An ancient Greek manuscript connects humanity's past, present, and future.

Stranger, whoever you are, open this to learn what will amaze you” wrote Antonius Diogenes at the end of the first century C.E.—and millennia later, Pulitzer Prize winner Doerr is his fitting heir. Around Diogenes' manuscript, "Cloud Cuckoo Land"—the author did exist, but the text is invented—Doerr builds a community of readers and nature lovers that transcends the boundaries of time and space. The protagonist of the original story is Aethon, a shepherd whose dream of escaping to a paradise in the sky leads to a wild series of adventures in the bodies of beast, fish, and fowl. Aethon's story is first found by Anna in 15th-century Constantinople; though a failure as an apprentice seamstress, she's learned ancient Greek from an elderly scholar. Omeir, a country boy of the same period, is rejected by the world for his cleft lip—but forms the deepest of connections with his beautiful oxen, Moonlight and Tree.
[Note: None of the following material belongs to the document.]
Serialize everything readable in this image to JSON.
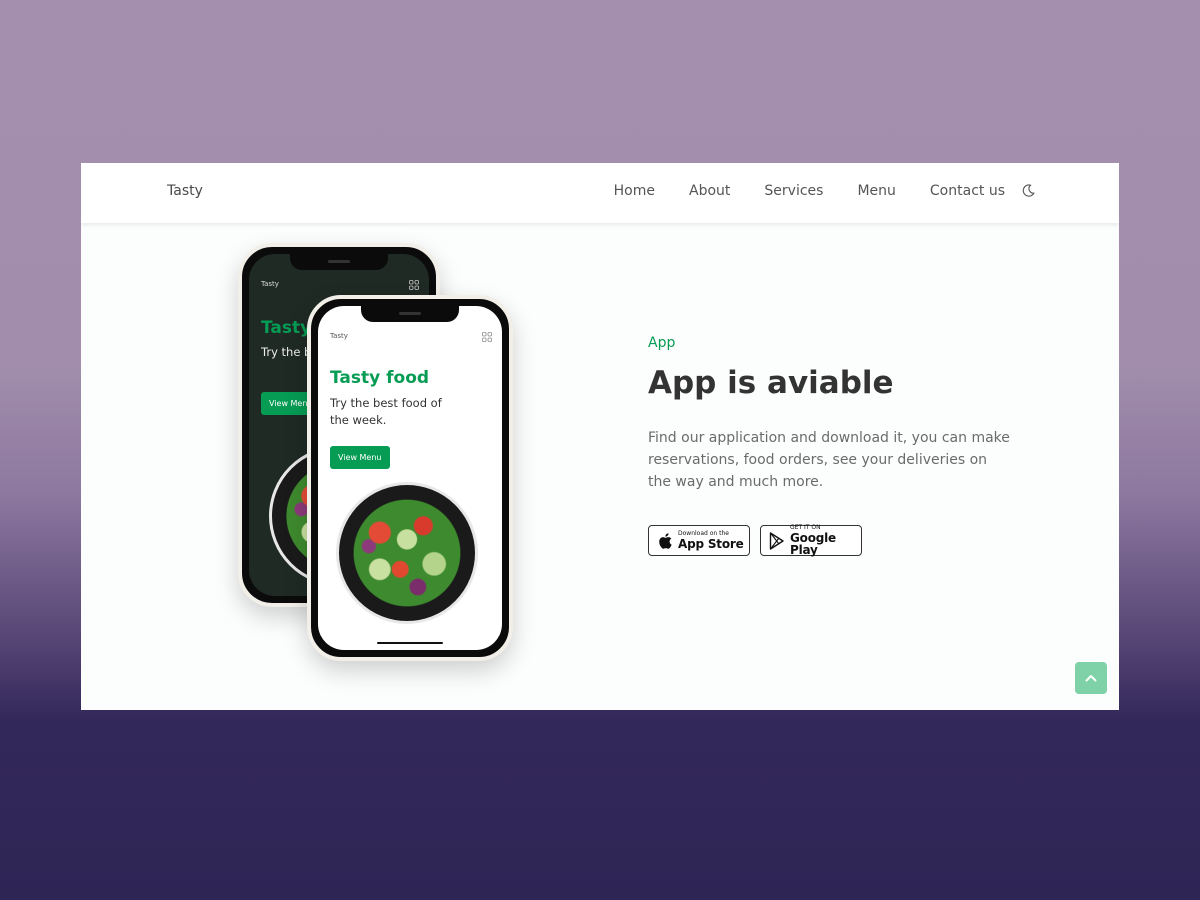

In the 1950s, Zeno Ninis, a troubled ex–GI in Lakeport, Idaho, finds peace in working on a translation of Diogenes' recently recovered manuscript. In 2020, 86-year-old Zeno helps a group of youngsters put the story on as a play at the Lakeport Public Library—unaware that an eco-terrorist is planting a bomb in the building during dress rehearsal. (This happens in the first pages of the book and continues ticking away throughout.) On a spaceship called the Argos bound for Beta Oph2 in Mission Year 65, a teenage girl named Konstance is sequestered in a sealed room with a computer named Sybil. How could she possibly encounter Zeno's translation? This is just one of the many narrative miracles worked by the author as he brings a first-century story to its conclusion in 2146.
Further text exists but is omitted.